Back to skill
Skillv1.1.1
ClawScan security
Korean Document Reviewer · ClawHub's context-aware review of the artifact, metadata, and declared behavior.
Scanner verdict
BenignFeb 13, 2026, 2:22 PM
- Verdict
- benign
- Confidence
- high
- Model
- gpt-5-mini
- Summary
- The skill is internally consistent with its stated purpose (Korean business document review): it is instruction-only, requests no credentials or unusual installs, and its workflow (OCR → extraction → cross-validation) matches the description.
- Guidance
- This skill appears coherent and aligned with its stated purpose, but before installing consider the following: (1) It processes and extracts sensitive PII (business registration numbers, bank account numbers, representative names).
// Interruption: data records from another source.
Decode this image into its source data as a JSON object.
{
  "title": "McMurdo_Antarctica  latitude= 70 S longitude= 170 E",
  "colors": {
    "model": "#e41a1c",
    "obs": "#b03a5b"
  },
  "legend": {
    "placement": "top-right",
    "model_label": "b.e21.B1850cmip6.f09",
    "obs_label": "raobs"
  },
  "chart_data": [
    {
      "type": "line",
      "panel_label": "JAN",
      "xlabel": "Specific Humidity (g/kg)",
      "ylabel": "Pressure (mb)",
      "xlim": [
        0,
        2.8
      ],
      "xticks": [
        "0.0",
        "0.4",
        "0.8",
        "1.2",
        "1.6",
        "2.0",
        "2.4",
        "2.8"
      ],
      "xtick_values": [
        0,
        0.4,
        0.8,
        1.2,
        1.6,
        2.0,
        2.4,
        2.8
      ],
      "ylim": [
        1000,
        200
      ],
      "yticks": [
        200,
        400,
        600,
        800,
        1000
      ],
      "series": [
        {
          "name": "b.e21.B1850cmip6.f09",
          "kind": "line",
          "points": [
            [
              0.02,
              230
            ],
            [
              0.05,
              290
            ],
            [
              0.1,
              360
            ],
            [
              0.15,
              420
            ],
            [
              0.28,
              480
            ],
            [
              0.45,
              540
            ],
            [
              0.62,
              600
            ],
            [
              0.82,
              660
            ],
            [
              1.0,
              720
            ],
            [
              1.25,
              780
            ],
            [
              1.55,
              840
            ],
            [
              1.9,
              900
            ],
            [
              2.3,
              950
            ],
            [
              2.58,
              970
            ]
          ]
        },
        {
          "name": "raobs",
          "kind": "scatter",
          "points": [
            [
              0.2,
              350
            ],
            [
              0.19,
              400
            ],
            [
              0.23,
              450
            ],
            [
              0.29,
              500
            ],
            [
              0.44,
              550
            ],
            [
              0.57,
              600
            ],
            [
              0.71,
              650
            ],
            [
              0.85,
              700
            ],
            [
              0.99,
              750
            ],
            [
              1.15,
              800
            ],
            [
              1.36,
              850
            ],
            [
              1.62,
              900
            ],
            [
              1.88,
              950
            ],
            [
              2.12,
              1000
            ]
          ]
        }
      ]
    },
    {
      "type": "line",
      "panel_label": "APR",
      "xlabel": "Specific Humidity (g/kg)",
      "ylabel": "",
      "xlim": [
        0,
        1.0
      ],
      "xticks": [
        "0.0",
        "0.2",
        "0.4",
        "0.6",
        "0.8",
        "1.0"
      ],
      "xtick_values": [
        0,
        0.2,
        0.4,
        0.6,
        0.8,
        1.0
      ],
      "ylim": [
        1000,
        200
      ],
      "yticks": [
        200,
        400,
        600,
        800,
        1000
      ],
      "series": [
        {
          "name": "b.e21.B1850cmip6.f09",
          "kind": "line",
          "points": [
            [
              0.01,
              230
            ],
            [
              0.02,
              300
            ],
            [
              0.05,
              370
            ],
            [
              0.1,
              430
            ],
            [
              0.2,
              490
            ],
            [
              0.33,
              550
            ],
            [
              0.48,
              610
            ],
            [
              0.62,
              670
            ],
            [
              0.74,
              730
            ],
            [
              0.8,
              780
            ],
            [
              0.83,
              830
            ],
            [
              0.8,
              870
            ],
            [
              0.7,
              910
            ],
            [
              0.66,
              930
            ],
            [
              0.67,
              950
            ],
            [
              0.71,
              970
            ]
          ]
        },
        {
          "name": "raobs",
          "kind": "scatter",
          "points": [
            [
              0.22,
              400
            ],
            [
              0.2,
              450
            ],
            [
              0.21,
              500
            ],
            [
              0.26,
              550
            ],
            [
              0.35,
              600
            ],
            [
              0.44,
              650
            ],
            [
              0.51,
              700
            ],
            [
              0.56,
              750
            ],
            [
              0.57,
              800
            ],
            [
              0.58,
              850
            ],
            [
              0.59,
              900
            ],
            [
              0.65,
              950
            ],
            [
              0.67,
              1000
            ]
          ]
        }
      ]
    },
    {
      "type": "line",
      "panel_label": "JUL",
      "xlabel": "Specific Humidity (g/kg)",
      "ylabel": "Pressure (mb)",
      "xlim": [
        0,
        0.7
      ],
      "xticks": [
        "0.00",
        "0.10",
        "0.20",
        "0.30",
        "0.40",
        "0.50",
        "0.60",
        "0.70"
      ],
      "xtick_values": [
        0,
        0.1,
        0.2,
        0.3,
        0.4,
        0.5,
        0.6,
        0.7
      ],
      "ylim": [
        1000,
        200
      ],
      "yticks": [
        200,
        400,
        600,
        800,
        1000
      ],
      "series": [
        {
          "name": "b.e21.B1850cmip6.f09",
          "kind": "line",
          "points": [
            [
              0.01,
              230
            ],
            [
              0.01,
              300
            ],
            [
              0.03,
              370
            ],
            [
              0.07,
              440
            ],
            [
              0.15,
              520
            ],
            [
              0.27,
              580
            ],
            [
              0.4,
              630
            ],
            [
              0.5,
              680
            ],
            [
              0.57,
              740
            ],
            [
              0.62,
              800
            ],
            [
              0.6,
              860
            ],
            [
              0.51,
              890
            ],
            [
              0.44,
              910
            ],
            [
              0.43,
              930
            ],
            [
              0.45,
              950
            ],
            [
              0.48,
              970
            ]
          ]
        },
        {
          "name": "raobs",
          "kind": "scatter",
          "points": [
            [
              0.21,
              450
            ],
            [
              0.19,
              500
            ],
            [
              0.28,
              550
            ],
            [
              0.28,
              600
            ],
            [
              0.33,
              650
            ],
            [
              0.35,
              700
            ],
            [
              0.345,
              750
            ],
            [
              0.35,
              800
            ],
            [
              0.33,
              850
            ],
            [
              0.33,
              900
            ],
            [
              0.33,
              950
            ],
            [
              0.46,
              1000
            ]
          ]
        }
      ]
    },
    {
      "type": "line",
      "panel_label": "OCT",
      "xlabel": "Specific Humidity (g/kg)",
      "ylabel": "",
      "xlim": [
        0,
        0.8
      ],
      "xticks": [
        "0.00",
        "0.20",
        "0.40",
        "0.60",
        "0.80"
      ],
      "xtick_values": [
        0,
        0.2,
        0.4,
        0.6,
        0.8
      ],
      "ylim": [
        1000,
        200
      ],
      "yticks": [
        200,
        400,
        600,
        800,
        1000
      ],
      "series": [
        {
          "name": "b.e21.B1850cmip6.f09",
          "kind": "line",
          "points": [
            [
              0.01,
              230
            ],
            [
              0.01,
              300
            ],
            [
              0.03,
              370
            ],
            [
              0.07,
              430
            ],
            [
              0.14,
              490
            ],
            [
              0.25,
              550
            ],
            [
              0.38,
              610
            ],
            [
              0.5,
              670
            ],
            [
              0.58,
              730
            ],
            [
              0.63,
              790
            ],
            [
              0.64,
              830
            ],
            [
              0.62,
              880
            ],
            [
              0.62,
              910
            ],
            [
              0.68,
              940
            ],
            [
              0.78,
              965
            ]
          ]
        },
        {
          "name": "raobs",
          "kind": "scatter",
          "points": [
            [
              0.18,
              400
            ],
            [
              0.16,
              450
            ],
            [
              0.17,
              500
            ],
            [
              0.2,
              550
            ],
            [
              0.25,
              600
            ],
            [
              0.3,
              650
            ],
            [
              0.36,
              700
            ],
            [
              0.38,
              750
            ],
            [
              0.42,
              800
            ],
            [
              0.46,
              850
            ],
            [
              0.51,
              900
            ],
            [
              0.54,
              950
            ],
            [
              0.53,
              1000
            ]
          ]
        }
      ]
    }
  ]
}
Ensure your platform's workspace, logs, and inter-agent messaging are secure and that you are comfortable with these data being stored in reviews/REV-... JSON files. (2) The workflow uses sessions_spawn to run Sonnet sub-agents and a specific model name; verify that your environment supports that model and that you trust agent-to-agent communications and any third-party LLM endpoints. (3) The skill suggests sending chat summaries to channels like Discord — confirm you will not accidentally forward sensitive data to external chat integrations. (4) No credentials are requested by the skill itself, which is good; nevertheless, treat all extracted outputs as sensitive data and enforce appropriate access controls and retention policies. If you need higher assurance, request the publisher/source, or run the skill in an isolated environment with test/ redacted documents first.
Review Dimensions
- Purpose & Capability
- okThe name/description (Korean business document review) matches the instructions and reference checklists. Required capabilities (OCR, PDF→image conversion, per-document checklists, JSON output) are exactly what the skill documents ask for. There are no unrelated credentials, binaries, or external services required.
- Instruction Scope
- noteRuntime instructions focus on converting PDFs to images, running OCR, extracting fields, and cross-validating across documents — all within the stated purpose. It explicitly recommends spawning Sonnet sub-agents (sessions_spawn) and instructing them to read image paths and return JSON. This is expected for distributed processing, but it means sensitive PII (사업자등록번호, 계좌번호, 예금주 등) will be handled and transmitted between agent sessions; users should confirm that agent-to-agent communications and workspace storage meet their privacy/security requirements.
- Install Mechanism
- okNo install spec and no code files — instruction-only. The only external command referenced is pdftoppm (standard PDF→image utility), which is proportional to PDF processing. No downloads, third-party installs, or unusual package pulls are present.
- Credentials
- okThe skill declares no required environment variables, credentials, or config paths. The fields and data it extracts are sensitive by nature (IDs, account numbers), but these are appropriate for the review task and are not requested as environment secrets.
- Persistence & Privilege
- notealways:false and no requests to modify other skills or system configs. The skill instructs spawning of sub-agents (autonomous child sessions) and saving JSON results to a workspace path (reviews/REV-...). Spawning sub-agents is consistent with the distributed workflow but expands the operational surface (more sessions will process sensitive data).